At which point my brother made his presence known on the phone from his room.  He and I had moved to attend engineering school together after the divorce was final.

My XW asked if someone else was on the line, my brother said hello, congratulated her on the baby then asked her if she had chosen a name for the baby.  She said no, he suggested "Less" as the middle name since the first name would have to be "FATHER!". She lost it and went into another bout of sobbing.  After that call... I did not hear from her again for three years until she wanted to ace me out of my share of the proceeds for selling the house we had closed on two months before she moved out.

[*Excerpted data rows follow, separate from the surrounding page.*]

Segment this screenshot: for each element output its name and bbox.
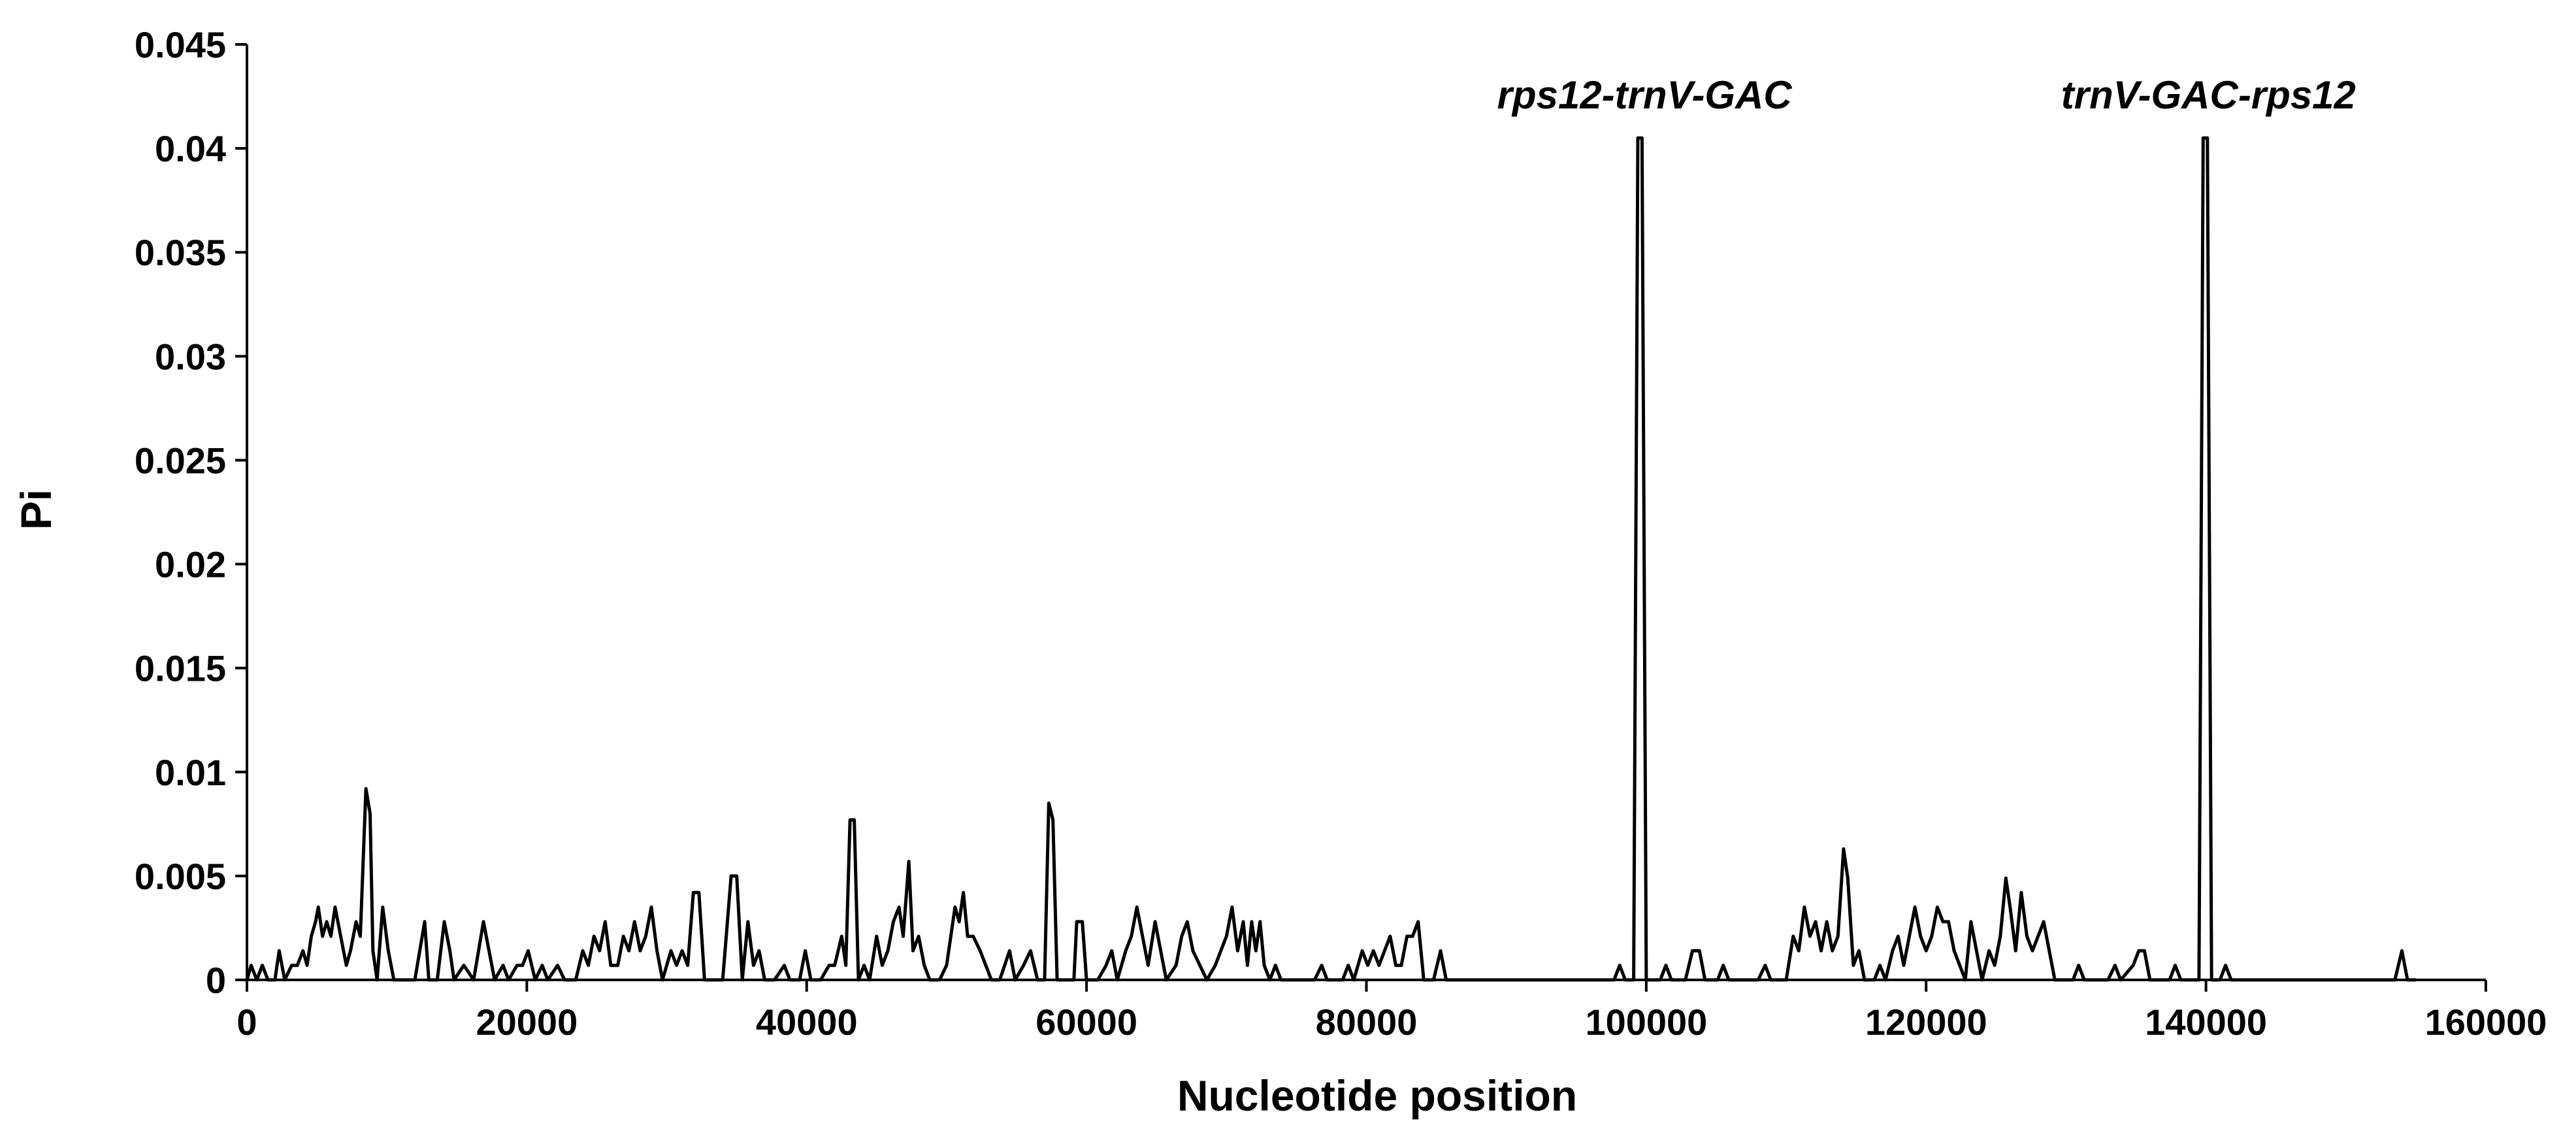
y-tick-label: 0.025	[135, 440, 226, 481]
series-layer	[245, 136, 2416, 982]
annotations: rps12-trnV-GAC trnV-GAC-rps12	[1497, 73, 2356, 117]
axes	[235, 43, 2487, 992]
x-tick-label: 40000	[756, 1001, 858, 1043]
y-tick-label: 0.02	[155, 544, 226, 585]
y-tick-label: 0.045	[135, 24, 226, 65]
x-tick-label: 140000	[2145, 1001, 2267, 1043]
x-tick-label: 80000	[1316, 1001, 1418, 1043]
x-tick-label: 160000	[2425, 1001, 2547, 1043]
peak-annotation-label: trnV-GAC-rps12	[2061, 73, 2356, 117]
x-tick-label: 0	[236, 1001, 257, 1043]
y-axis-title: Pi	[12, 489, 60, 530]
pi-series-line	[245, 136, 2416, 982]
y-tick-label: 0.04	[155, 128, 226, 169]
x-axis-title: Nucleotide position	[1177, 1071, 1577, 1120]
y-tick-label: 0.005	[135, 856, 226, 897]
x-tick-label: 20000	[476, 1001, 578, 1043]
y-tick-label: 0	[206, 960, 226, 1001]
tick-labels: 0 0.005 0.01 0.015 0.02 0.025 0.03 0.035 0.04 0.0…	[135, 24, 2547, 1043]
y-tick-label: 0.01	[155, 752, 226, 793]
x-tick-label: 60000	[1035, 1001, 1137, 1043]
y-tick-label: 0.03	[155, 336, 226, 377]
y-tick-label: 0.035	[135, 232, 226, 273]
y-tick-label: 0.015	[135, 648, 226, 689]
peak-annotation-label: rps12-trnV-GAC	[1497, 73, 1793, 117]
x-tick-label: 100000	[1585, 1001, 1707, 1043]
x-tick-label: 120000	[1865, 1001, 1987, 1043]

If I had been smarter I would have not given her any contact information once I moved.  If not for the house, I probably wouldn't have.

The cold turkey full cut off zero contact is the way to go. If he manages to call you from another number, as soon as you hear his voice just hang up and block that number. Do the same with email or texts.

Lather, rinse, repeat.  You have to be more committed to cutting him off and rubbing his nose in that fact than he is to interfering in your new life.